09/12/2015 derechos humanos

A cinco das de asumir, Alfonsn iniciaba el proceso de enjuiciamiento a las juntas militares

El 10 de diciembre de 1983, tras 7 años de dictadura militar, Raúl Alfonsín asume la Presidencia de La Nación y a los cinco días dictó el decreto 158/83 por el cual ordenaba enjuiciar a los "...integrantes de la junta militar que usurpó el gobierno de la Nación el 24 de marzo de 1976 y a los integrantes de las dos juntas militares subsiguientes".

Además sancionó el decretos 157/83 que ordenaba enjuiciar a los dirigentes de las organizaciones guerrilleras ERP y Montoneros.

El mismo día, 15 de diciembre de 1983, creó la Comisión Nacional de Desaparición de Personas (CONADEP), que comenzó a integrarse por figuras ampliamente reconocidas por su trayectoria en el ámbito científico, jurídico, educativo, social, cultural y otras áreas del conocimiento.

Su objetivo fue investigar, documentar, recibir denuncias, reunir información, registrar y reconstruir casos sobre las violaciones a los derechos humanos ocurridas durante la última dictadura militar.

Un año después, el 20 de diciembre de 1984, la CONADEP -encabezada por el escritor Ernesto Sabato- entregó al presidente Alfonsín el informe "Nunca Más" que constituyó la pieza probatoria fundamental de la acusación que habría de recaer sobre los miembros de las Juntas Militares.

A principios de 1984 se sancionó la Ley de reforma del Código de Justicia Militar que reconocía la autoridad del fuero castrense en el juzgamiento de los delitos cometidos por el personal militar entre 1976 y 1983.

La ley tenía como objetivo que las Fuerzas Armadas condenaran a sus miembros, incorporándose de esta forma al proceso democrático, pero al mismo tiempo permitía la apelación de la justicia civil a través la Cámara Federal, ya que hasta ese momento los delitos militares eran juzgados únicamente por el fuero militar.
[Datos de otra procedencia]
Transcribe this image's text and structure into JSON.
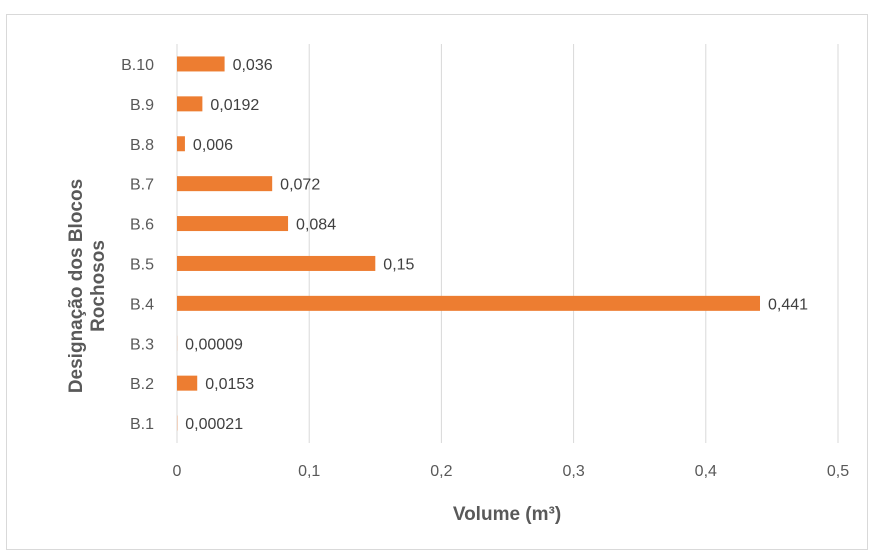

Pero los militares no lo aceptaron y el 25 de septiembre de 1984, el Consejo Supremo de las Fuerzas Armadas, expresó en un documento que las órdenes de represión que habían dado las cúpulas militares eran "inobjetablemente legítimas".

Fracasado el intento del gobierno de Alfonsín de que las Fuerzas Armadas se "juzgaran" así mismas, la Cámara Federal se hizo cargo del juicio a las Juntas en octubre de 1984.

El juicio a las Juntas comenzó el 22 de abril de 1985 y se extendió hasta el 9 de diciembre de ese año.